Table 1.
Effects of high-salt diet on experimental immune-mediated diseases.
| Author (Reference) | Experimental disease | Experimental model | Effects on the disease | Immune mechanisms |
|---|---|---|---|---|
| Sehnert (Ip and Medzhitov, 2015) | Arthritis | CIA | Increase incidence of arthritis in high-salt group with increased infiltration of inflammatory cells in the joint associated with more pronounced cartilage and bone destruction | Increased levels of pathogenic IgG2 anti-bovine collagen II auto-antibodies |
| Jung (Jung et al., 2014) | Arthritis | CIA | More severe joint inflammation in the high-salt diet fed mice | Not directly tested.

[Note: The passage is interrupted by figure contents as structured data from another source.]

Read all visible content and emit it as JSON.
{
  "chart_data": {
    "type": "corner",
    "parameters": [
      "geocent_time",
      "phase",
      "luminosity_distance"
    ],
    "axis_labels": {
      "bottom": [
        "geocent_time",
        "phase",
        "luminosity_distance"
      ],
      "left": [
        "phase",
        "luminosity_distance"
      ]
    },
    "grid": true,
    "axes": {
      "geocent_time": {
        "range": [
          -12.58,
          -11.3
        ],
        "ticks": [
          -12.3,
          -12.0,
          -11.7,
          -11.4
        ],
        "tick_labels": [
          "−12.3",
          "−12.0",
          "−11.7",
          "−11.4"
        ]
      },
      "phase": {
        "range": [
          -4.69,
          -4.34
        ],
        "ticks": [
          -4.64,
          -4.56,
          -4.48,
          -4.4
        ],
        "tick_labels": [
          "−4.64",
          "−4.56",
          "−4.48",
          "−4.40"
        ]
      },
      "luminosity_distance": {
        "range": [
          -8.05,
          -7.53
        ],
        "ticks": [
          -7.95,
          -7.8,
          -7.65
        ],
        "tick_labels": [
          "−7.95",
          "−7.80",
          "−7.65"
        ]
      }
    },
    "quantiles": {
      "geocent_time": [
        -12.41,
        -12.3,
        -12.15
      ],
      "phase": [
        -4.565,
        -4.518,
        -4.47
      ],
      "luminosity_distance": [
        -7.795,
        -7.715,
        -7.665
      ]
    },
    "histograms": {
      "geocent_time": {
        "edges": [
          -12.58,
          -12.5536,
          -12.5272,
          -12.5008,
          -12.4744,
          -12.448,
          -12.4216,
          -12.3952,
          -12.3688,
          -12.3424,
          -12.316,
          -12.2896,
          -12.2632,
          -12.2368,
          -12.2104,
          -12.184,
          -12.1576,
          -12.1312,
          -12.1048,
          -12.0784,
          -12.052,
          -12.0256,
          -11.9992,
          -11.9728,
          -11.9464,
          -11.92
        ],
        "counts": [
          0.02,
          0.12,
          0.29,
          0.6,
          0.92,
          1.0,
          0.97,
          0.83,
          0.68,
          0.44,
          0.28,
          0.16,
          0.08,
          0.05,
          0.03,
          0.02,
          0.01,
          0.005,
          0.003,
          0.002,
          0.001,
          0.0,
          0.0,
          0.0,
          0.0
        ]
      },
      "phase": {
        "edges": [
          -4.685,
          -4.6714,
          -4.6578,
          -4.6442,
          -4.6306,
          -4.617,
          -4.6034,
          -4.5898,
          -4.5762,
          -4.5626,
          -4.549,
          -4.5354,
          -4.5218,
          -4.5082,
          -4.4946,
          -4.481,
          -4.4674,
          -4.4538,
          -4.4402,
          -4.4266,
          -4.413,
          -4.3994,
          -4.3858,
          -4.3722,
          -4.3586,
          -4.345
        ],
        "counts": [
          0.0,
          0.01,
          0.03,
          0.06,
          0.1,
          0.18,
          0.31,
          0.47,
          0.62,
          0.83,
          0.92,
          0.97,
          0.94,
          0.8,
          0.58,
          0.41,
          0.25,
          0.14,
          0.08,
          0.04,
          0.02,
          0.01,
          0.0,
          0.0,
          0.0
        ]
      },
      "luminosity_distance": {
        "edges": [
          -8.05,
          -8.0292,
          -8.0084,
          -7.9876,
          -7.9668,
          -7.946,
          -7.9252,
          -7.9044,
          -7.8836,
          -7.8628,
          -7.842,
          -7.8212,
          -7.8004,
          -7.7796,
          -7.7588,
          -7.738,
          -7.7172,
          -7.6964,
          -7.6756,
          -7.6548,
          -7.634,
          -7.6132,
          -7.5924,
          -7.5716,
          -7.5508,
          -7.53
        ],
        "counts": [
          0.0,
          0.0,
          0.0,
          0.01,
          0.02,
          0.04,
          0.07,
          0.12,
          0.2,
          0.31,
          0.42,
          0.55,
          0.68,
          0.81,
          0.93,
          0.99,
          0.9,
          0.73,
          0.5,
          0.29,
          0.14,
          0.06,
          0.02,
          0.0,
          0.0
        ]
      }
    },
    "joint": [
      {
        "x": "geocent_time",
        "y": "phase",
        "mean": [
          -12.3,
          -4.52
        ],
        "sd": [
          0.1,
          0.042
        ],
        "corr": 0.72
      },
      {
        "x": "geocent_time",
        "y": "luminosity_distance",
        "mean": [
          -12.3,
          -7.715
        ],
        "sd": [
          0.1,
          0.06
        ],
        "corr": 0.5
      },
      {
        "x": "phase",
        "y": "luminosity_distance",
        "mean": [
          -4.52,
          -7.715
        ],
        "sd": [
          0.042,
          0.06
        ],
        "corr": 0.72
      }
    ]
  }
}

However, an increase of RORγT in T cells from high-salt diet fed mice and an enhanced capacity to differentiate into Th17 cells |
| Wei (Wei et al., 2017) | Colitis | TNBS-induced colitis | More severe TNBS-induced colitis in high-salt diet fed mice (inflammatory scores and colon weight) | Increased Th17 response in TNBS-induced colitis of high-salt diet fed mice, attested by increased frequency of IL-17A+ lamina propria CD4+ T cells and increased levels of IL-6, IL-17A and IL-21 in colonic tissues |
| Hernandez (Hernandez et al., 2015) | Colitis | ATIC | Mouse Treg exposed to high-salt are less efficient than control Treg to prevent naive CD4+ T cell-induced colitis as assessed by weight loss | High-salt conditions induces a Th1 phenotype of activated Treg |
| Monteleone (Monteleone et al., 2017) | Colitis | TNBS- and DSS-induced colitis | More severe TNBS-induced colitis in high-salt diet fed mice (histologic scores) and correction by a p38 kinase inhibitor treatment More severe DSS-induced colitis in high-salt diet fed mice (histologic scores) | Increased mRNA levels of Rorgt and Il17a in high-salt diet fed mice in the TNBS model |
| Aguiar (Aguiar et al., 2018) | Colitis | TNBS- and DSS-induced colitis | More severe DSS- and TNBS-induced colitis in high-salt diet fed mice (clinical and histological scores in both models; reduced colon length and decreased mouse survival in DSS- and TNBS-induced colitis, respectively) | Increased frequency of RORγT+ CD4+ T cells from the lamina propria of high-salt diet fed mice |
| Hucke (Hucke et al., 2016) | EAE | MOG35−55 immunization in C57BL/6 mice | A more severe clinical score in high salt fed mice associated with increased myeloid cell infiltrate in the white matter | Macrophage skewing through a pro-inflammatory M1 phenotype (enhanced iNOS and costimulatory molecule expression as well as highly responsive to in vitro LPS stimulation) |
| Wu (Wu et al., 2013) | EAE | MOG35−55 immunization in C57BL/6 mice | A more severe clinical score in high salt fed mice that is reduced in Sgk1-deficient mice | Increased frequency of IL-17+ CD4+ T cells in the CNS and mLN of high-salt diet fed mice |
| Kleinewietfeld (Kleinewietfeld et al., 2013) | EAE | MOG35−55 immunization in C57BL/6 mice | A more severe clinical score in high salt fed mice associated with increased myeloid and T cell infiltrate in the spinal cord | Increased mRNA levels of Il17a and Rorc in the spinal cord of high-salt diet fed mice Increased mRNA levels of Il17a, Nfat5, and Sgk1 in splenocytes of high-salt diet fed mice Enhanced Th17 polarization of splenic T cells from high-salt diet fed mice experiencing EAE in response to MOG peptide re-stimulation |
ATIC, adoptive transfer-induced colitis consisting in infusion of naive CD4+ T cells in Rag2-deficient mice; CIA, Collagen-induced arthritis; CNS, central nervous system; DSS, dextran sulfate sodium; EAE, experimental autoimmune encephalomyelitis; iNOS, inducible nitric oxide synthase; LPS, lipopolysaccharide; mLN, mesenteric lymph nodes; MOG, myelin oligodendrocyte glycoprotein; TNBS, trinitrobenzene-sulfonic acid.